The Indian government has revised its clinical management guidelines and dropped convalescent plasma therapy from the list of treatments prescribed for the management of adult coronavirus patients. The therapy involves the use of blood plasma from people who have recovered from COVID-19.
The decision comes days after a recovery trial, the largest randomised trial to report the results of the effect of convalescent plasma in patients hospitalised with COVID-19, was published in the medical journal The Lancet. The study's findings highlighted that high-titre convalescent plasma did not reduce the probability of discharge within 28 days, or the probability of progressing to the composite outcome of invasive mechanical ventilation or death in patients who were not receiving invasive mechanical ventilation.

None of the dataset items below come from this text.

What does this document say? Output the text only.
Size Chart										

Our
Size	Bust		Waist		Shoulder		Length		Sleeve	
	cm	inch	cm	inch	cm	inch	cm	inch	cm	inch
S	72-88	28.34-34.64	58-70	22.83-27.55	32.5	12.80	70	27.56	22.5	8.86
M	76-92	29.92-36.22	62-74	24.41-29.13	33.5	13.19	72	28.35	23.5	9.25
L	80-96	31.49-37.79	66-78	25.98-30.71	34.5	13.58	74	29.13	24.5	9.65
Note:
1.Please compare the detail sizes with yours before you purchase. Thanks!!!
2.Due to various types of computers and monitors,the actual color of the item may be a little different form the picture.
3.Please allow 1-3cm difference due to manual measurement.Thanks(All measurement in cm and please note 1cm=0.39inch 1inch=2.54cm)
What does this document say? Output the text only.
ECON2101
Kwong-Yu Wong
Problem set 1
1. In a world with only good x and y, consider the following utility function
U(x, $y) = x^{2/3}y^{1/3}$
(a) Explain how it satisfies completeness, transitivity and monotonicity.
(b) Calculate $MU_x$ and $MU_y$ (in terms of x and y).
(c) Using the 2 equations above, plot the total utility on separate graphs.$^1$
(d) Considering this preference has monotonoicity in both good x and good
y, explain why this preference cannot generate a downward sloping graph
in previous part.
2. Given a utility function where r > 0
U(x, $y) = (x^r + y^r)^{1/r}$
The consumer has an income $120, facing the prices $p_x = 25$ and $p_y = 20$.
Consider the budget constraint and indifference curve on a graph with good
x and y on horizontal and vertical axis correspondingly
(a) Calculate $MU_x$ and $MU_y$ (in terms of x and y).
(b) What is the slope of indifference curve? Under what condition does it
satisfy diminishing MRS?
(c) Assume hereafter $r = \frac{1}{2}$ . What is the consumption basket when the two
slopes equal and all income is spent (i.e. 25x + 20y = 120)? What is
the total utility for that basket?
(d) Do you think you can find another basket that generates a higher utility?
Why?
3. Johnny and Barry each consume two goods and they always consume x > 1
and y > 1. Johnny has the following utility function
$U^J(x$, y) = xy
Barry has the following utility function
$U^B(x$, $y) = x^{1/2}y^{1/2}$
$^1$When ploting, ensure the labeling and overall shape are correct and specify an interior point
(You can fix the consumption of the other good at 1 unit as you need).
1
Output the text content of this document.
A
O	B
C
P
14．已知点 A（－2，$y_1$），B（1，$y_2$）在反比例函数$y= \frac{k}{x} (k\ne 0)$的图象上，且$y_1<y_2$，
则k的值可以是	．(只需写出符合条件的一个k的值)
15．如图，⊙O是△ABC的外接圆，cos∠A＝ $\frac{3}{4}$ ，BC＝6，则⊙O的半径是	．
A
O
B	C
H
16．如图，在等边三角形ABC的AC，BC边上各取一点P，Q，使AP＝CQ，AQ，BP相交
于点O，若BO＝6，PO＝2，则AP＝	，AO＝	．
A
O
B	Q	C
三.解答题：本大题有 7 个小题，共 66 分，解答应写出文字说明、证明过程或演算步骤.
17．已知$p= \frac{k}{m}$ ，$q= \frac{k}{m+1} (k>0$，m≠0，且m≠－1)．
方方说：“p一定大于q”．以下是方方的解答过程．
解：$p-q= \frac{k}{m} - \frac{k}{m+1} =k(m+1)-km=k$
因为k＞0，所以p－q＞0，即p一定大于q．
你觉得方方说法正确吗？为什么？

"COVID-19 is a new disease and there is still a lot to figure out about what to do and what not to do. So with various clinical trials and more evidence if there is an indication that plasma therapy doesn't work then people should not spend money on that. There should not be any panic. Rather there should be relief that we are not going to spend money on something which doesn't work", Dr Samiran Panda, an Indian Council of Medical Research (ICMR) scientist who was part of the panel that dropped plasma therapy from COVID-19 management guidelines, told Sputnik.
On the possibility of plasma therapy being replaced by any other treatment, the top scientist said: "The plasma therapy was ineffective. Why should we replace one ineffective therapy with another ineffective therapy? We infer only based on trial if therapy works or it doesn't work".
Despite being marked as an ineffective COVID treatment by scientists and healthcare experts, the ongoing second wave of the coronavirus pandemic in India has witnessed the indiscriminate use of the therapy. Social media is filled with desperate cries of Indians searching for plasma donors. The off-level use of the therapy has forced COVID-19 patients and their families to scramble for plasma. In some cases, families have also paid exorbitant prices, despite under existing norms it being unavailable for sale or purchase.
"This is a welcome move, although it has been long overdue. The PLACID trial was conducted in India and it was the first large trial to prove that plasma doesn't work. The results of the trial were posted in a pre-print in September of last year. Since then, multiple trials, including the large RECOVERY trial have shown us that the therapy does not work. The removal of plasma therapy from the guidelines will save valuable resources (lab technicians, kits, etc.), prevent false hopes from being instilled among patients and relatives, will save costs in an already overburdened healthcare system (both for patients and hospitals), and is a step in the right direction", Dr Lancelot Pinto, a consultant pulmonologist at the P.D Hinduja Hospital and Medical Research Centre told Sputnik.
As per the country's previous guidelines, off-label use of convalescent plasma therapy was recommended in two specific situations: early moderate disease, once, preferably within seven days of symptoms, and no use after seven days; and availability of high titre donor plasma.
"If doctors still prescribe it, they should be asked the rationale for doing so. If a doctor believes that there is a specific circumstance under which it may have a role, then this should be done in the context of a clinical trial with written informed consent, and that patient should not have to pay for it", Dr Pinto said.
Recently, several scientists wrote to India's Principal Scientific Adviser K Vijay Raghavan cautioning against the "irrational and non-scientific use" of convalescent plasma for COVID-19 in the country. As per media reports, the letter which was also addressed to ICMR chief Balram Bhargava and AIIMS Delhi's Director Randeep Guleria alleged that the current guidelines on plasma therapy are not based on existing evidence and highlighted some very early evidence indicating a possible association between the emergence of variants with "lower susceptibility to neutralising antibodies in immunosuppressed" people given plasma therapy.
This raises the possibility of more virulent strains developing due to the irrational use of plasma therapy, which can further fuel the pandemic, according to the letter signed by vaccinologist Gagandeep Kang, surgeon Pramesh C S, and others.
Last September, the Indian Council of Medical Research (ICMR) conducted a trial called PLACID that revealed the therapy does not reduce mortality or arrest progression of the disease. The trial was carried out in 39 hospitals across 14 states and Union Territories. However, the Indian government had not dropped this investigational therapy from its COVID treatment protocol, despite suggestions by researchers and scientists that its rampant use may lead to unwanted mutations of SARS-CoV-2, a fact publicly acknowledged by the ICMR chief several months ago.
"We have to maintain judicious use of therapies which are going to benefit, if their benefit is not established, we should not use those therapies otherwise they would put tremendous immune pressure on the virus, and the virus will tend to mutate more", ICMR Director General Balram Bhargava had said in December.
Last week, ICMR's COVID task force conducted a meeting in which all members supported the removal of the use of convalescent plasma from the Clinical Guidance for Management of Adult COVID-19 Patients.